When it arrived, I thought it had a pretty cover. And then, given the pile on my recently-downsized-but-still-daunting to-review shelf, I promptly put it on my giveaway shelf.

And then my fine contact at the Patheos Book Club showed up in my inbox.

So here I am, having read the book with the pretty cover.

cover-atchisonblue

And it was a complete surprise to me. A whap-to-the-side-of-the-head walloping shocker. Why? I’m not completely sure, but the surprise was delightful and refreshing. It’s good writing, for one thing, and it’s also honest in a way that I appreciated. So much of Valente’s story and struggles resonated with me.

Atchison Blue: A Search for Silence, a Spiritual Home, and a Living Faith, by award-winning PBS correspondent Judith Valente, is, at heart, a story well-told. It’s a story of struggle, of questioning, of seeking. It’s a tale of lost and found, with a Benedictine monastery at the center.
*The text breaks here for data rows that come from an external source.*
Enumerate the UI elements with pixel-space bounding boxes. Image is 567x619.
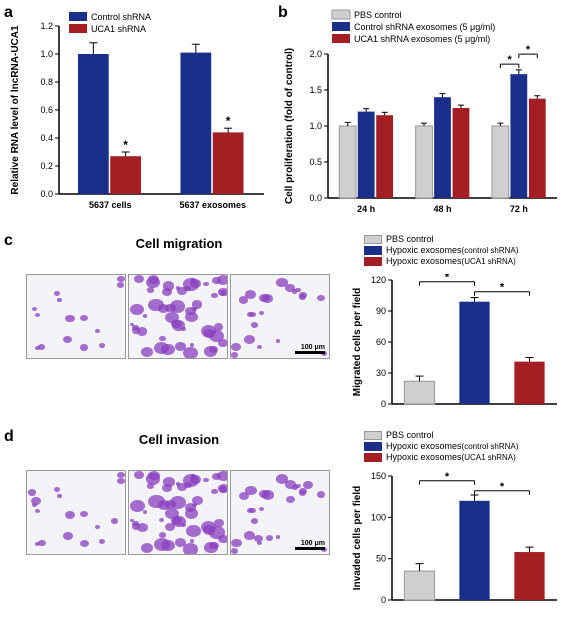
- micrograph: UCA1 shRNA100 μm: [230, 470, 330, 555]
- svg-text:*: *: [500, 481, 505, 493]
- svg-text:72 h: 72 h: [510, 204, 528, 214]
- panel-d-legend: PBS controlHypoxic exosomes (control shR…: [364, 430, 518, 463]
- micrograph: PBS control: [26, 274, 126, 359]
- svg-text:0.5: 0.5: [309, 157, 322, 167]
- svg-text:UCA1 shRNA exosomes (5 μg/ml): UCA1 shRNA exosomes (5 μg/ml): [354, 34, 490, 44]
- panel-d-label: d: [4, 428, 14, 446]
- micrograph: PBS control: [26, 470, 126, 555]
- panel-c-title: Cell migration: [54, 236, 304, 251]
- svg-text:5637 cells: 5637 cells: [89, 200, 132, 210]
- svg-text:*: *: [123, 138, 128, 152]
- svg-text:*: *: [445, 274, 450, 284]
- svg-text:1.0: 1.0: [40, 49, 53, 59]
- legend-item: Hypoxic exosomes (control shRNA): [364, 245, 518, 255]
- panel-c: c Cell migration PBS controlControl shRN…: [4, 232, 563, 417]
- panel-d-micrographs: PBS controlControl shRNAUCA1 shRNA100 μm: [26, 470, 330, 555]
- micrograph: Control shRNA: [128, 470, 228, 555]
- chart-d: 0 50 100 150 Invaded cells per field * *: [348, 470, 563, 610]
- svg-text:2.0: 2.0: [309, 49, 322, 59]
- svg-text:Migrated cells per field: Migrated cells per field: [352, 288, 363, 396]
- svg-text:*: *: [507, 54, 512, 66]
- svg-text:PBS control: PBS control: [354, 10, 402, 20]
- legend-item: PBS control: [364, 430, 518, 440]
- svg-text:0.8: 0.8: [40, 77, 53, 87]
- svg-text:24 h: 24 h: [357, 204, 375, 214]
- legend-item: PBS control: [364, 234, 518, 244]
- svg-text:1.0: 1.0: [309, 121, 322, 131]
- svg-text:100: 100: [371, 512, 386, 522]
- legend-item: Hypoxic exosomes (UCA1 shRNA): [364, 256, 518, 266]
- svg-text:*: *: [526, 44, 531, 56]
- svg-text:1.5: 1.5: [309, 85, 322, 95]
- chart-b: 0.0 0.5 1.0 1.5 2.0 Cell proliferation (fold …: [278, 4, 563, 224]
- svg-text:150: 150: [371, 471, 386, 481]
- panel-d: d Cell invasion PBS controlControl shRNA…: [4, 428, 563, 613]
- micrograph: UCA1 shRNA100 μm: [230, 274, 330, 359]
- chart-a: 0.0 0.2 0.4 0.6 0.8 1.0 1.2 Relative RNA level …: [4, 4, 274, 224]
- svg-text:48 h: 48 h: [433, 204, 451, 214]
- panel-c-micrographs: PBS controlControl shRNAUCA1 shRNA100 μm: [26, 274, 330, 359]
- svg-text:0.0: 0.0: [40, 189, 53, 199]
- svg-text:90: 90: [376, 306, 386, 316]
- svg-text:0.6: 0.6: [40, 105, 53, 115]
- svg-text:*: *: [445, 471, 450, 483]
- chart-c: 0 30 60 90 120 Migrated cells per field * *: [348, 274, 563, 414]
- svg-text:0.0: 0.0: [309, 193, 322, 203]
- panel-c-label: c: [4, 232, 13, 250]
- panel-a: a 0.00.20.40.60.81.01.2Relative RNA leve…: [4, 4, 274, 224]
- svg-text:Control shRNA exosomes (5 μg/m: Control shRNA exosomes (5 μg/ml): [354, 22, 495, 32]
- svg-text:*: *: [226, 114, 231, 128]
- svg-text:Relative RNA level of lncRNA-U: Relative RNA level of lncRNA-UCA1: [10, 25, 21, 195]
- svg-text:5637 exosomes: 5637 exosomes: [179, 200, 246, 210]
- svg-text:0: 0: [381, 595, 386, 605]
- legend-item: Hypoxic exosomes (control shRNA): [364, 441, 518, 451]
- svg-text:Control shRNA: Control shRNA: [91, 12, 151, 22]
- svg-text:60: 60: [376, 337, 386, 347]
- svg-text:Cell proliferation (fold of co: Cell proliferation (fold of control): [284, 48, 295, 204]
- svg-text:120: 120: [371, 275, 386, 285]
- svg-text:UCA1 shRNA: UCA1 shRNA: [91, 24, 146, 34]
- legend-item: Hypoxic exosomes (UCA1 shRNA): [364, 452, 518, 462]
- svg-text:30: 30: [376, 368, 386, 378]
- svg-text:*: *: [500, 282, 505, 294]
- panel-d-title: Cell invasion: [54, 432, 304, 447]
- svg-text:1.2: 1.2: [40, 21, 53, 31]
- micrograph: Control shRNA: [128, 274, 228, 359]
- panel-b: b 0.00.51.01.52.0Cell proliferation (fol…: [278, 4, 563, 224]
- svg-text:0.2: 0.2: [40, 161, 53, 171]
- svg-text:0: 0: [381, 399, 386, 409]
- panel-c-legend: PBS controlHypoxic exosomes (control shR…: [364, 234, 518, 267]
- svg-text:Invaded cells per field: Invaded cells per field: [352, 486, 363, 590]
- svg-text:50: 50: [376, 554, 386, 564]
- svg-text:0.4: 0.4: [40, 133, 53, 143]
I find myself with a growing curiosity of monasteries. I’m tempted to ask what you do in a monastery, but I suppose that’s like my family member asking what I do all day.

Maybe, I write after reading this rather remarkable book, it’s not about what you do, anyway. Maybe I have my focus shifted slightly the wrong way.

I haven’t figured out how Valente spent so much time with the sisters at the Mount St. Scholastica monastery, but I’m glad she did, and I’m glad her journalistic training prepared her to capture it to share with me.

[Sister Thomasita] explains that conversatio morum refers to a vow specific to Benedictines. Its most common translation is, “conversion of life.” “Conversatio,” she says, “is with us day in and day out. It is only possible with careful listening and profound love—God’s love and ours for one another.”

I don’t quite get what this means, but then she tells me something I can grasp. “Conversatio also applies to people outside of monastic life, whether married or single. It’s a call to listen carefully, to love deeply, and to be willing to change as needed.” Almost as an afterthought she adds, “It’s a constant conversation with life.” I find myself returning to her afterthought even more than her definition.

This book spoke to my heart and applied to my experience. Valente faces a challenge, and the challenge is life. She carries a burden, and the burden is hurt. She seeks a solution, and the solution is Jesus.

Atchison Blue is part memoir, part guidebook, part something I don’t know how to name. It explores difficult questions of faith and hard experiences of life. It’s raw and gritty and fun to read, somehow. There’s laughter, but there are tears, too.

[T]he next morning’s gospel reading is the familiar story of the Annunciation, the angel Gabriel’s visit to Mary announcing the coming birth of the Christ Child. I’ve often wondered how Mary remains so sanguine. Though she witnesses life-shattering events, she seems to barely lift an eyebrow. Sometimes I wish Mary would show a little more fight. I want her to talk back to the angel and say, “Give me a break!” I want her to get angry with Joseph for taking her on a trip when she’s nine months pregnant and then not planning ahead for lodging. I’d even argue that on the afternoon of the Crucifixion, she would have been within her rights to express what St. Benedict calls “the wicked zeal of bitterness,” maybe establishing a protest group such as MACC (Mothers Against Criminal Crucifixion). Instead, we read about a woman who ponders the incomprehensible in her heart, who says, “I am the handmaid of the Lord…May it be done to me according to your will.” It would hardly have been my reaction.

But what strikes me most in hearing this familiar gospel once again is that the angel doesn’t come when Mary is cooking or washing clothes or working in the fields or even praying. He comes when she is apparently doing nothing in particular. She’s at leisure.

Highly recommended. It’s a book that I’ll reread and reference, because it’s full of gems.